Toy story 3 probably the best Pixar offering of late. I’m just not a ‘up’ fan. Wholesome storyline just don’t do for me. Woody and buzz lightyear return, with numerous hilarious scenes from buzz in Spanish mode, mr potato’s prata incognito, the haunting baby that we all know freaks us more with its harmless and innocent gaze, Rex’s all time bimbotic liners, the Barbie and Ken lovestory and evil doctor pork chop.
For one, this sequel trumps shrek 3. It is at least relevant, and pretty entertaining throughout the 109 minutes.
Post midnight movie, we went downtown on two feet. Night’s a little on the quiet side. Got to Clarke quay at 2.30. In the nick of time for the bra vs civ match. We watched at the verve which thankfully screened all the matches. Ended with a 3-1 with kaka getting a red card. Now, who should I watch it for next time:/
Time passed insanely fast. We walked to boat quay, chatted abit. At about 530 we made our way to raffles city for some yummy hotcakes and bogey coloured scrambled eggs. I like.
This feeling I wanted to relive. It’s a Nick and Norah kind of thing.
How I adore balloons.
I once saw this photo from my friend’s facebook account. Brightly super saturated colored balloons attached on strings to a vespa. Dreamy vignetting cornered a lush green landscape. Oh how fun lomo can be.

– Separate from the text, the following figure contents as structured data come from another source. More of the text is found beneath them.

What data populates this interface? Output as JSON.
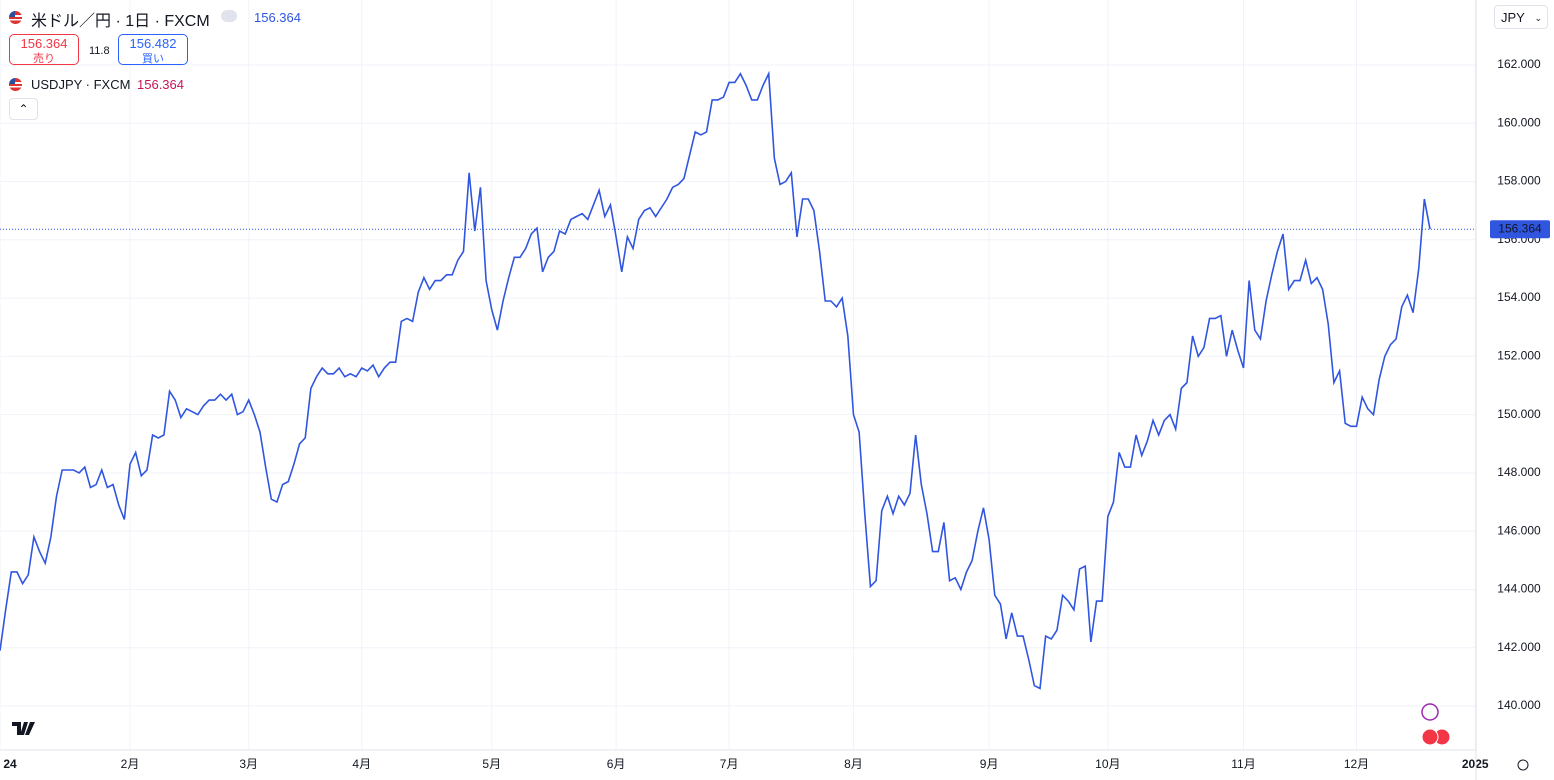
{
  "header": {
    "title": "米ドル／円 · 1日 · FXCM",
    "price": "156.364",
    "bid": "156.364",
    "bid_label": "売り",
    "spread": "11.8",
    "ask": "156.482",
    "ask_label": "買い",
    "symbol_price": "156.364",
    "currency": "JPY"
  },
  "chart_data": {
    "type": "line",
    "categories": [
      "24",
      null,
      null,
      null,
      null,
      null,
      null,
      null,
      null,
      null,
      null,
      null,
      null,
      null,
      null,
      null,
      null,
      null,
      null,
      null,
      null,
      null,
      null,
      "2月",
      null,
      null,
      null,
      null,
      null,
      null,
      null,
      null,
      null,
      null,
      null,
      null,
      null,
      null,
      null,
      null,
      null,
      null,
      null,
      null,
      "3月",
      null,
      null,
      null,
      null,
      null,
      null,
      null,
      null,
      null,
      null,
      null,
      null,
      null,
      null,
      null,
      null,
      null,
      null,
      null,
      "4月",
      null,
      null,
      null,
      null,
      null,
      null,
      null,
      null,
      null,
      null,
      null,
      null,
      null,
      null,
      null,
      null,
      null,
      null,
      null,
      null,
      null,
      null,
      "5月",
      null,
      null,
      null,
      null,
      null,
      null,
      null,
      null,
      null,
      null,
      null,
      null,
      null,
      null,
      null,
      null,
      null,
      null,
      null,
      null,
      null,
      "6月",
      null,
      null,
      null,
      null,
      null,
      null,
      null,
      null,
      null,
      null,
      null,
      null,
      null,
      null,
      null,
      null,
      null,
      null,
      null,
      "7月",
      null,
      null,
      null,
      null,
      null,
      null,
      null,
      null,
      null,
      null,
      null,
      null,
      null,
      null,
      null,
      null,
      null,
      null,
      null,
      null,
      null,
      "8月",
      null,
      null,
      null,
      null,
      null,
      null,
      null,
      null,
      null,
      null,
      null,
      null,
      null,
      null,
      null,
      null,
      null,
      null,
      null,
      null,
      null,
      null,
      null,
      "9月",
      null,
      null,
      null,
      null,
      null,
      null,
      null,
      null,
      null,
      null,
      null,
      null,
      null,
      null,
      null,
      null,
      null,
      null,
      null,
      null,
      "10月",
      null,
      null,
      null,
      null,
      null,
      null,
      null,
      null,
      null,
      null,
      null,
      null,
      null,
      null,
      null,
      null,
      null,
      null,
      null,
      null,
      null,
      null,
      null,
      "11月",
      null,
      null,
      null,
      null,
      null,
      null,
      null,
      null,
      null,
      null,
      null,
      null,
      null,
      null,
      null,
      null,
      null,
      null,
      null,
      "12月",
      null,
      null,
      null,
      null,
      null,
      null,
      null,
      null,
      null,
      null,
      null,
      null,
      null,
      null,
      null,
      null,
      null,
      null,
      null,
      null,
      "2025"
    ],
    "series": [
      {
        "name": "USDJPY · FXCM",
        "color": "#3056e0",
        "values": [
          141.9,
          143.3,
          144.6,
          144.6,
          144.2,
          144.5,
          145.8,
          145.3,
          144.9,
          145.8,
          147.2,
          148.1,
          148.1,
          148.1,
          148.0,
          148.2,
          147.5,
          147.6,
          148.1,
          147.5,
          147.6,
          146.9,
          146.4,
          148.3,
          148.7,
          147.9,
          148.1,
          149.3,
          149.2,
          149.3,
          150.8,
          150.5,
          149.9,
          150.2,
          150.1,
          150.0,
          150.3,
          150.5,
          150.5,
          150.7,
          150.5,
          150.7,
          150.0,
          150.1,
          150.5,
          150.0,
          149.4,
          148.2,
          147.1,
          147.0,
          147.6,
          147.7,
          148.3,
          149.0,
          149.2,
          150.9,
          151.3,
          151.6,
          151.4,
          151.4,
          151.6,
          151.3,
          151.4,
          151.3,
          151.6,
          151.5,
          151.7,
          151.3,
          151.6,
          151.8,
          151.8,
          153.2,
          153.3,
          153.2,
          154.2,
          154.7,
          154.3,
          154.6,
          154.6,
          154.8,
          154.8,
          155.3,
          155.6,
          158.3,
          156.3,
          157.8,
          154.6,
          153.6,
          152.9,
          153.9,
          154.7,
          155.4,
          155.4,
          155.7,
          156.2,
          156.4,
          154.9,
          155.4,
          155.6,
          156.3,
          156.2,
          156.7,
          156.8,
          156.9,
          156.7,
          157.2,
          157.7,
          156.8,
          157.2,
          156.1,
          154.9,
          156.1,
          155.7,
          156.7,
          157.0,
          157.1,
          156.8,
          157.1,
          157.4,
          157.8,
          157.9,
          158.1,
          158.9,
          159.7,
          159.6,
          159.7,
          160.8,
          160.8,
          160.9,
          161.4,
          161.4,
          161.7,
          161.3,
          160.8,
          160.8,
          161.3,
          161.7,
          158.8,
          157.9,
          158.0,
          158.3,
          156.1,
          157.4,
          157.4,
          157.0,
          155.6,
          153.9,
          153.9,
          153.7,
          154.0,
          152.7,
          150.0,
          149.4,
          146.6,
          144.1,
          144.3,
          146.7,
          147.2,
          146.6,
          147.2,
          146.9,
          147.3,
          149.3,
          147.6,
          146.6,
          145.3,
          145.3,
          146.3,
          144.3,
          144.4,
          144.0,
          144.6,
          145.0,
          146.0,
          146.8,
          145.7,
          143.8,
          143.5,
          142.3,
          143.2,
          142.4,
          142.4,
          141.6,
          140.7,
          140.6,
          142.4,
          142.3,
          142.6,
          143.8,
          143.6,
          143.3,
          144.7,
          144.8,
          142.2,
          143.6,
          143.6,
          146.5,
          147.0,
          148.7,
          148.2,
          148.2,
          149.3,
          148.6,
          149.1,
          149.8,
          149.3,
          149.8,
          150.0,
          149.5,
          150.9,
          151.1,
          152.7,
          152.0,
          152.3,
          153.3,
          153.3,
          153.4,
          152.0,
          152.9,
          152.2,
          151.6,
          154.6,
          152.9,
          152.6,
          153.9,
          154.8,
          155.6,
          156.2,
          154.3,
          154.6,
          154.6,
          155.3,
          154.5,
          154.7,
          154.3,
          153.1,
          151.1,
          151.5,
          149.7,
          149.6,
          149.6,
          150.6,
          150.2,
          150.0,
          151.2,
          152.0,
          152.4,
          152.6,
          153.7,
          154.1,
          153.5,
          155.0,
          157.4,
          156.364,
          null,
          null,
          null,
          null,
          null,
          null,
          null,
          null
        ]
      }
    ],
    "ylim": [
      138.49,
      164.23
    ],
    "yticks": [
      {
        "value": 140,
        "label": "140.000"
      },
      {
        "value": 142,
        "label": "142.000"
      },
      {
        "value": 144,
        "label": "144.000"
      },
      {
        "value": 146,
        "label": "146.000"
      },
      {
        "value": 148,
        "label": "148.000"
      },
      {
        "value": 150,
        "label": "150.000"
      },
      {
        "value": 152,
        "label": "152.000"
      },
      {
        "value": 154,
        "label": "154.000"
      },
      {
        "value": 156,
        "label": "156.000"
      },
      {
        "value": 158,
        "label": "158.000"
      },
      {
        "value": 160,
        "label": "160.000"
      },
      {
        "value": 162,
        "label": "162.000"
      }
    ],
    "grid": true
  }
}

I spent the night with my laptop. Hopeless IT twit that I am, trying to format my hard disk which was wrecked by a worm. Or so it seemed. (AVG stopped detecting it after a while. what, it went underground?) For strange reason, even after 9 hours my hard disk retained its pristine folders, unscathed by the drastic clean up action. Puzzling, puzzling. So eventually after downloading softwares which did nothing. I decided to try quick format and alas, it was done.
For a split second work.
I haven’t been doing much. I want to shoot and camp. And my impulsive nature is going crazy at the rate I’m taking to do what I want to do. I don’t like to pan out the things I have to do in advance. It’s a holiday killjoy mode. I want to think, go and do. Already my plan for the next few days is a mega bore. blehhh.